CNN reported Tuesday “it’s not possible to know a person’s gender identity at birth, and there is no consensus criteria for assigning sex at birth.”

The article, which highlighted executive orders from South Dakota Republican Gov. Kristi Noem that bar male athletes from competition in women’s sports without an enforcement mechanism, is advertised by the network as “news” written by CNN breaking news reporter Devan Cole, rather than opinion.

“Though the two executive orders signed by Noem do not explicitly mention transgender athletes, they reference the supposed harms of the participation of ‘males’ in women’s athletics,” Cole wrote, describing them as “an echo of the transphobic claim, cited in other similar legislative initiatives, that transgender women are not women.”

The orders, Cole continued, “also reference ‘biological sex,’ a disputed term that refers to the sex as listed on students’ original birth certificates.”

Male and female distinctions then, according to CNN, are a mirage of the imagination.

The same network ran ads encouraging viewers to identify certain fruits as they appear, in which apples and bananas were metaphorical symbols for facts. The transcript and the ad are below:

This is an apple. Some people might try to tell you that it’s a banana. They might scream banana, banana, banana, over and over again. They might put ‘BANANA’ in all caps. You might even start to believe that this is a banana. But it’s not. This is an apple.

Noem signed the executive orders Monday to prohibit male competition in women’s sports in K-12 schools and institutions of higher education after spoiling her GOP star power this month when, at the behest of woke corporate interests, she vetoed legislation to accomplish that permanently, with opportunities for enforcement the executive orders do not have. While Noem passed off on a “style and form” veto to send the bill back to the Republican-controlled statehouse, lawmakers overwhelming rejected the governor’s demanded changes, which gut the bill.

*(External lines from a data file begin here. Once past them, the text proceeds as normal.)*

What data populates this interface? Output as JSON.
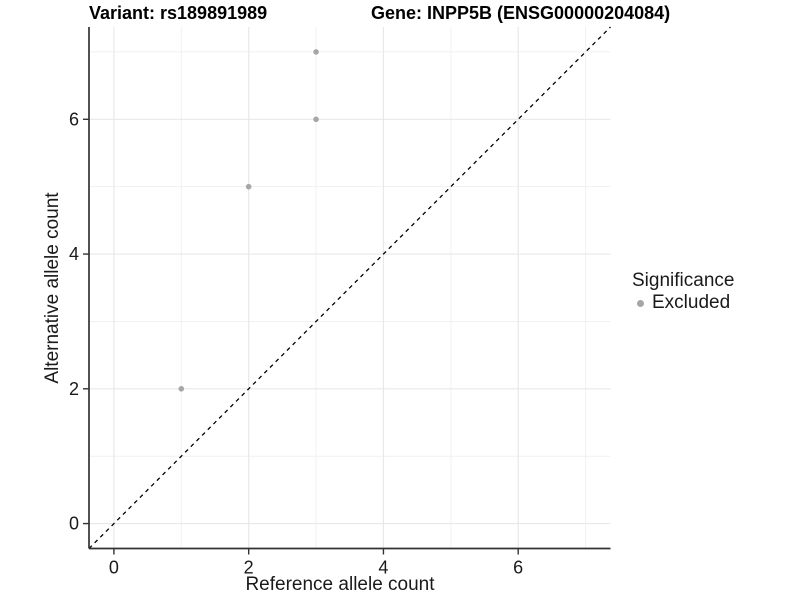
{
  "chart_data": {
    "type": "scatter",
    "title_left": "Variant: rs189891989",
    "title_right": "Gene: INPP5B (ENSG00000204084)",
    "xlabel": "Reference allele count",
    "ylabel": "Alternative allele count",
    "xlim": [
      -0.37,
      7.37
    ],
    "ylim": [
      -0.37,
      7.37
    ],
    "x_major_ticks": [
      0,
      2,
      4,
      6
    ],
    "y_major_ticks": [
      0,
      2,
      4,
      6
    ],
    "x_minor_ticks": [
      1,
      3,
      5,
      7
    ],
    "y_minor_ticks": [
      1,
      3,
      5,
      7
    ],
    "grid": true,
    "series": [
      {
        "name": "Excluded",
        "color": "#a6a6a6",
        "points": [
          {
            "x": 1,
            "y": 2
          },
          {
            "x": 2,
            "y": 5
          },
          {
            "x": 3,
            "y": 6
          },
          {
            "x": 3,
            "y": 7
          }
        ]
      }
    ],
    "reference_line": {
      "kind": "identity",
      "style": "dashed",
      "color": "#000000"
    },
    "legend": {
      "title": "Significance",
      "position": "right",
      "entries": [
        {
          "label": "Excluded",
          "color": "#a6a6a6"
        }
      ]
    },
    "colors": {
      "grid_major": "#e8e8e8",
      "grid_minor": "#f1f1f1",
      "axis_line": "#333333",
      "tick_text": "#1a1a1a"
    }
  }
}
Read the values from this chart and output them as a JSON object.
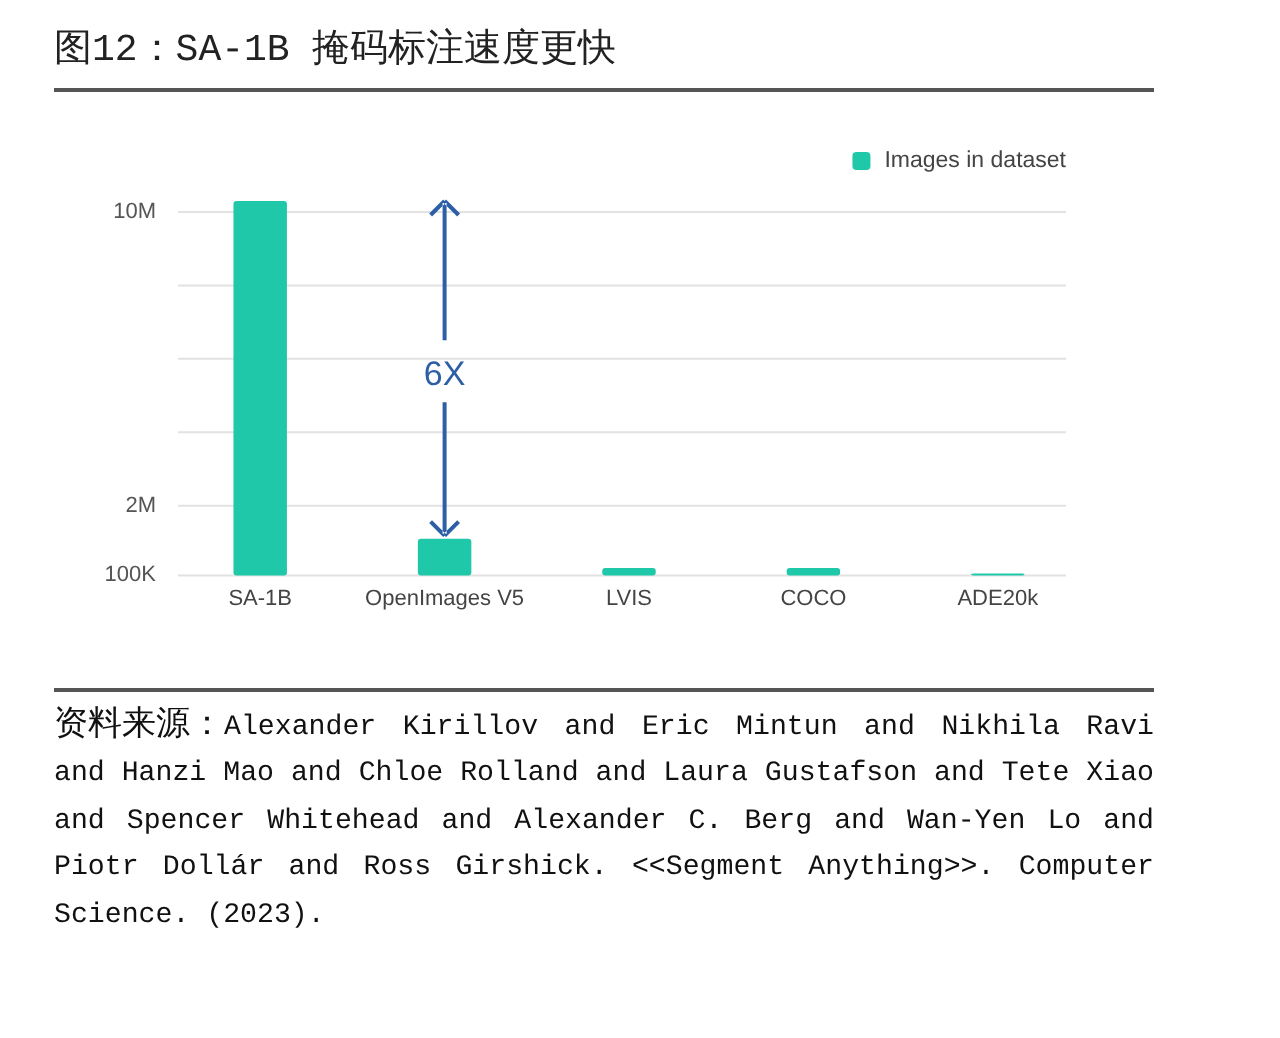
{
  "chart_data": {
    "type": "bar",
    "title": "图12：SA-1B 掩码标注速度更快",
    "categories": [
      "SA-1B",
      "OpenImages V5",
      "LVIS",
      "COCO",
      "ADE20k"
    ],
    "series": [
      {
        "name": "Images in dataset",
        "color": "#1fc8a9",
        "values": [
          10300000,
          1100000,
          300000,
          300000,
          150000
        ]
      }
    ],
    "ylim": [
      100000,
      10300000
    ],
    "yticks": [
      {
        "value": 100000,
        "label": "100K"
      },
      {
        "value": 2000000,
        "label": "2M"
      },
      {
        "value": 4000000,
        "label": null
      },
      {
        "value": 6000000,
        "label": null
      },
      {
        "value": 8000000,
        "label": null
      },
      {
        "value": 10000000,
        "label": "10M"
      }
    ],
    "grid": "y",
    "legend": "top right",
    "annotations": [
      "6X",
      "资料来源：Alexander Kirillov and Eric Mintun and Nikhila Ravi and Hanzi Mao and Chloe Rolland and Laura Gustafson and Tete Xiao and Spencer Whitehead and Alexander C. Berg and Wan-Yen Lo and Piotr Dollár and Ross Girshick. <<Segment Anything>>. Computer Science. (2023)."
    ]
  }
}
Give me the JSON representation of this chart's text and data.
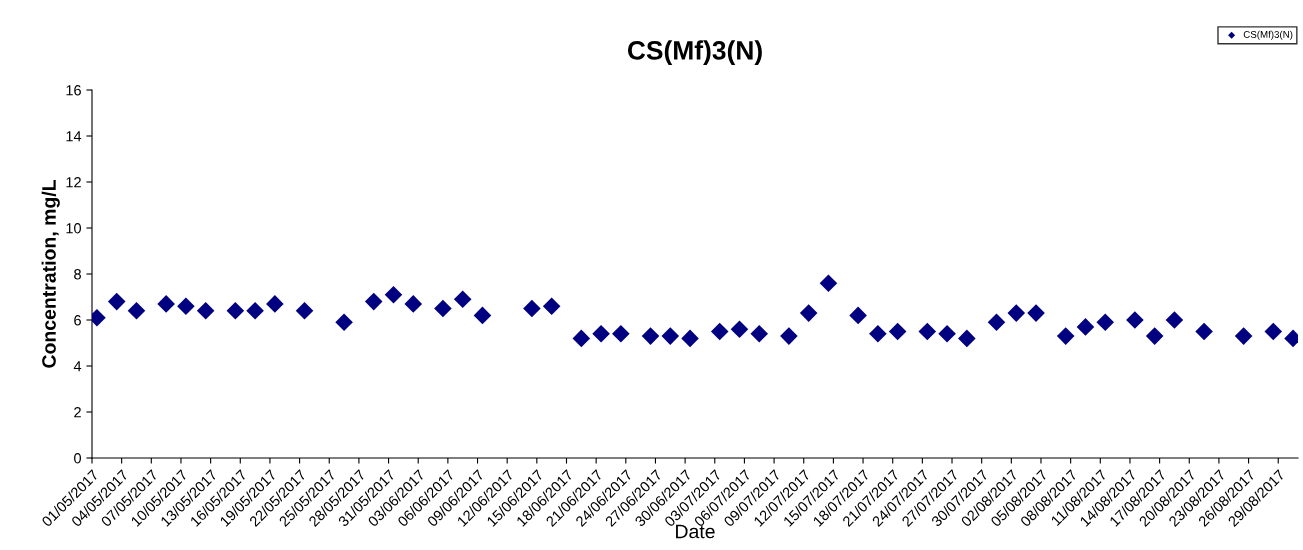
{
  "chart_data": {
    "type": "scatter",
    "title": "CS(Mf)3(N)",
    "xlabel": "Date",
    "ylabel": "Concentration, mg/L",
    "marker": "diamond",
    "legend": "top right",
    "grid": false,
    "xlim": [
      "2017-05-01",
      "2017-08-31"
    ],
    "ylim": [
      0,
      16
    ],
    "yticks": [
      0,
      2,
      4,
      6,
      8,
      10,
      12,
      14,
      16
    ],
    "xticks": [
      {
        "value": "2017-05-01",
        "label": "01/05/2017"
      },
      {
        "value": "2017-05-04",
        "label": "04/05/2017"
      },
      {
        "value": "2017-05-07",
        "label": "07/05/2017"
      },
      {
        "value": "2017-05-10",
        "label": "10/05/2017"
      },
      {
        "value": "2017-05-13",
        "label": "13/05/2017"
      },
      {
        "value": "2017-05-16",
        "label": "16/05/2017"
      },
      {
        "value": "2017-05-19",
        "label": "19/05/2017"
      },
      {
        "value": "2017-05-22",
        "label": "22/05/2017"
      },
      {
        "value": "2017-05-25",
        "label": "25/05/2017"
      },
      {
        "value": "2017-05-28",
        "label": "28/05/2017"
      },
      {
        "value": "2017-05-31",
        "label": "31/05/2017"
      },
      {
        "value": "2017-06-03",
        "label": "03/06/2017"
      },
      {
        "value": "2017-06-06",
        "label": "06/06/2017"
      },
      {
        "value": "2017-06-09",
        "label": "09/06/2017"
      },
      {
        "value": "2017-06-12",
        "label": "12/06/2017"
      },
      {
        "value": "2017-06-15",
        "label": "15/06/2017"
      },
      {
        "value": "2017-06-18",
        "label": "18/06/2017"
      },
      {
        "value": "2017-06-21",
        "label": "21/06/2017"
      },
      {
        "value": "2017-06-24",
        "label": "24/06/2017"
      },
      {
        "value": "2017-06-27",
        "label": "27/06/2017"
      },
      {
        "value": "2017-06-30",
        "label": "30/06/2017"
      },
      {
        "value": "2017-07-03",
        "label": "03/07/2017"
      },
      {
        "value": "2017-07-06",
        "label": "06/07/2017"
      },
      {
        "value": "2017-07-09",
        "label": "09/07/2017"
      },
      {
        "value": "2017-07-12",
        "label": "12/07/2017"
      },
      {
        "value": "2017-07-15",
        "label": "15/07/2017"
      },
      {
        "value": "2017-07-18",
        "label": "18/07/2017"
      },
      {
        "value": "2017-07-21",
        "label": "21/07/2017"
      },
      {
        "value": "2017-07-24",
        "label": "24/07/2017"
      },
      {
        "value": "2017-07-27",
        "label": "27/07/2017"
      },
      {
        "value": "2017-07-30",
        "label": "30/07/2017"
      },
      {
        "value": "2017-08-02",
        "label": "02/08/2017"
      },
      {
        "value": "2017-08-05",
        "label": "05/08/2017"
      },
      {
        "value": "2017-08-08",
        "label": "08/08/2017"
      },
      {
        "value": "2017-08-11",
        "label": "11/08/2017"
      },
      {
        "value": "2017-08-14",
        "label": "14/08/2017"
      },
      {
        "value": "2017-08-17",
        "label": "17/08/2017"
      },
      {
        "value": "2017-08-20",
        "label": "20/08/2017"
      },
      {
        "value": "2017-08-23",
        "label": "23/08/2017"
      },
      {
        "value": "2017-08-26",
        "label": "26/08/2017"
      },
      {
        "value": "2017-08-29",
        "label": "29/08/2017"
      }
    ],
    "series": [
      {
        "name": "CS(Mf)3(N)",
        "color": "#000080",
        "x": [
          "2017-05-01T12:00",
          "2017-05-03T12:00",
          "2017-05-05T12:00",
          "2017-05-08T12:00",
          "2017-05-10T12:00",
          "2017-05-12T12:00",
          "2017-05-15T12:00",
          "2017-05-17T12:00",
          "2017-05-19T12:00",
          "2017-05-22T12:00",
          "2017-05-26T12:00",
          "2017-05-29T12:00",
          "2017-05-31T12:00",
          "2017-06-02T12:00",
          "2017-06-05T12:00",
          "2017-06-07T12:00",
          "2017-06-09T12:00",
          "2017-06-14T12:00",
          "2017-06-16T12:00",
          "2017-06-19T12:00",
          "2017-06-21T12:00",
          "2017-06-23T12:00",
          "2017-06-26T12:00",
          "2017-06-28T12:00",
          "2017-06-30T12:00",
          "2017-07-03T12:00",
          "2017-07-05T12:00",
          "2017-07-07T12:00",
          "2017-07-10T12:00",
          "2017-07-12T12:00",
          "2017-07-14T12:00",
          "2017-07-17T12:00",
          "2017-07-19T12:00",
          "2017-07-21T12:00",
          "2017-07-24T12:00",
          "2017-07-26T12:00",
          "2017-07-28T12:00",
          "2017-07-31T12:00",
          "2017-08-02T12:00",
          "2017-08-04T12:00",
          "2017-08-07T12:00",
          "2017-08-09T12:00",
          "2017-08-11T12:00",
          "2017-08-14T12:00",
          "2017-08-16T12:00",
          "2017-08-18T12:00",
          "2017-08-21T12:00",
          "2017-08-25T12:00",
          "2017-08-28T12:00",
          "2017-08-30T12:00"
        ],
        "values": [
          6.1,
          6.8,
          6.4,
          6.7,
          6.6,
          6.4,
          6.4,
          6.4,
          6.7,
          6.4,
          5.9,
          6.8,
          7.1,
          6.7,
          6.5,
          6.9,
          6.2,
          6.5,
          6.6,
          5.2,
          5.4,
          5.4,
          5.3,
          5.3,
          5.2,
          5.5,
          5.6,
          5.4,
          5.3,
          6.3,
          7.6,
          6.2,
          5.4,
          5.5,
          5.5,
          5.4,
          5.2,
          5.9,
          6.3,
          6.3,
          5.3,
          5.7,
          5.9,
          6.0,
          5.3,
          6.0,
          5.5,
          5.3,
          5.5,
          5.2
        ]
      }
    ]
  }
}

Noem’s executive orders however, appear to lack the same legal teeth as laws passed by legislators. Scholars at the Alliance Defending Freedom, a First Amendment legal non-profit which has led the fight on protecting the integrity of women’s sports, condemned Noem’s orders as “a suggestion.”

University of South Dakota Political Science Professor Michael Card cast doubt on the governor’s orders, enforced through the state secretary of education, possessing the same authority as statehouse legislation.

“It’s not clear that the Secretary of Education can do much in that respect,” Card told KELO-TV, a local South Dakota outlet. “Except, on a year by year basis, the school board can make that delegation, but it’s not clear the Secretary of Education can do that, again I’m not an attorney but that’s what the statute seems to read.”